Evaluation of LSTM and ARIMA Models for Forecasting the S&P 500 Index

In the presented paper, Pilla and Mekonen rigorously examine the applicability of Long Short-Term Memory (LSTM) networks to the task of forecasting the S&P 500 index, a complex and seminal challenge within financial time series analysis. They juxtapose the performance of LSTM networks against that of traditional Autoregressive Integrated Moving Average (ARIMA) models.

Summary of Methods

The paper spans over a decade-long dataset from October 2013 to September 2024, inclusive of daily values for the S&P 500 index and a comprehensive array of technical indicators and macroeconomic factors. The LSTM model, characterized by its memory cells and gate structures, is designed to exploit both short- and long-term dependencies inherent in the temporal domain. It was analyzed in two configurations: with and without exogenous features. Conversely, ARIMA, a renowned statistical model well-suited for linear components of time series data, is deployed with optimal parameters selected via Auto-ARIMA.
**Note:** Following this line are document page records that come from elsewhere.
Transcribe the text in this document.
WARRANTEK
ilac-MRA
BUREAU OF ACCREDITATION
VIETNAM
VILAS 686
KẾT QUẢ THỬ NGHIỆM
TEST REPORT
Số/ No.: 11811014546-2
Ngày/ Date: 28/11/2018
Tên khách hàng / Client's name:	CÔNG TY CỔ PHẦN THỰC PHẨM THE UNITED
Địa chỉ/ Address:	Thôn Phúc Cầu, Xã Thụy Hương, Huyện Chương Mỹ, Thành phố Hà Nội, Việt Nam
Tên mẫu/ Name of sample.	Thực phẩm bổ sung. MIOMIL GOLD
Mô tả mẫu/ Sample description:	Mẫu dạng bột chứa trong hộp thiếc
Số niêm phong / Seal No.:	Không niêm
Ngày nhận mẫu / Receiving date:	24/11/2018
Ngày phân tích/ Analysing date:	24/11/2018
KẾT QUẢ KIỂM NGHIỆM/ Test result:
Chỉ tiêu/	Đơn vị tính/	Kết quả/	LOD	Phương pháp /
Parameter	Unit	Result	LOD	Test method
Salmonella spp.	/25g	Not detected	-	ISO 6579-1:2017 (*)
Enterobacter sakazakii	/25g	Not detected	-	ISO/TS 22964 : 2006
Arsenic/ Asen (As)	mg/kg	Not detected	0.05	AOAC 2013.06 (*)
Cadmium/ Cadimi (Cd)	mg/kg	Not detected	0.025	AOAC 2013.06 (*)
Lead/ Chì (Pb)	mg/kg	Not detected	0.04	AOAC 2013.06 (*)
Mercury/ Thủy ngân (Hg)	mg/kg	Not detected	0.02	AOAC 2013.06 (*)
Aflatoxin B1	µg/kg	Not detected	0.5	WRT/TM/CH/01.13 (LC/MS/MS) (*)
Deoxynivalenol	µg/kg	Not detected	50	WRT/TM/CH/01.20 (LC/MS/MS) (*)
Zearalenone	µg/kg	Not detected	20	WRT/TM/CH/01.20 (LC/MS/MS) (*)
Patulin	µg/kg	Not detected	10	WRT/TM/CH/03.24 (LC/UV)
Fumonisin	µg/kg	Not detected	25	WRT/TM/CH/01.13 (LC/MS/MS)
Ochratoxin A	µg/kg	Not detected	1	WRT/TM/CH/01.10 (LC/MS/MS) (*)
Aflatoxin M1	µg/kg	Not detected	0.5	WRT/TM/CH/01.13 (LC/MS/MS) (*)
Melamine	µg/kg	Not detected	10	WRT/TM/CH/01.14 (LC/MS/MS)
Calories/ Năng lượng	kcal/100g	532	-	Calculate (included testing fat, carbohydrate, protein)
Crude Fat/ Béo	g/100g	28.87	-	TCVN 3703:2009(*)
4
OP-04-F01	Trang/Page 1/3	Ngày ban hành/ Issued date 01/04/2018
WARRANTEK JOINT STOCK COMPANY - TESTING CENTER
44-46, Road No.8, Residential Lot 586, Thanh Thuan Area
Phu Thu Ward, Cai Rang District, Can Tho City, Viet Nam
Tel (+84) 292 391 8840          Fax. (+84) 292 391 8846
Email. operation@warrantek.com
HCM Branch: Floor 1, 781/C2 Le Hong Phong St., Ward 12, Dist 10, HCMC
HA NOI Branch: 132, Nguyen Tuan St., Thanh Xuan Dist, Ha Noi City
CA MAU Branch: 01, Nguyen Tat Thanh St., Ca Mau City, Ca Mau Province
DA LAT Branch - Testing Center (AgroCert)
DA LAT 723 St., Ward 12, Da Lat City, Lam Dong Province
Prior to modeling, the dataset underwent rigorous preprocessing, including data correlation-based feature selection and normalization. ARIMA utilized historical price data exclusively, whilst the LSTM models incorporated a broader set of features encompassing moving averages, volatility indices, and economic indicators, albeit with variability in model configurations.

Key Findings

The empirical findings underscore the superior performance of LSTM networks over the ARIMA model. The LSTM model achieved an impressive accuracy of up to 96.41% when deployed without additional features, significantly overshadowing the 89.8% accuracy yielded by ARIMA. Furthermore, the LSTM models demonstrated commendably lower Mean Absolute Error (MAE) and Root Mean Squared Error (RMSE), a testament to their proficiency in capturing complex and nonlinear associations in financial datasets over extended periods.

The disparity in accuracy between the two LSTM configurations—favoring the feature-sparse model—raises methodological questions regarding overfitting and the influence of feature noise in forecast predictions. Such findings align with broader literature, where deep learning's efficacy in financial forecasting underscores its potential over traditional models constrained by stationary and linear assumptions.

Implications and Future Directions

This paper reinforces the growing epistemic convergence around deep learning’s advantageous role in financial forecasting. The improved prediction accuracy of LSTM networks suggests the promise of integrating such advanced deep learning models for financial decision-making processes, risk management, and policy formulation. Looking forward, research avenues could explore hybrid models combining LSTM strengths with those of econometric models like GARCH to encompass volatility insights. Moreover, expanding model evaluations across diverse stock indices or integrating innovations such as Bidirectional LSTM or Attention mechanisms could provide further insights into model robustness and generalizability.

Overall, Pilla and Mekonen effectively elucidate the critical advantages embodied by LSTM networks. Their paper underscores the paradigm shift within financial analytics, marking a transition from linear statistical to dynamic and adaptable deep learning frameworks, thereby enriching our methodological arsenal in handling intricate time series datasets.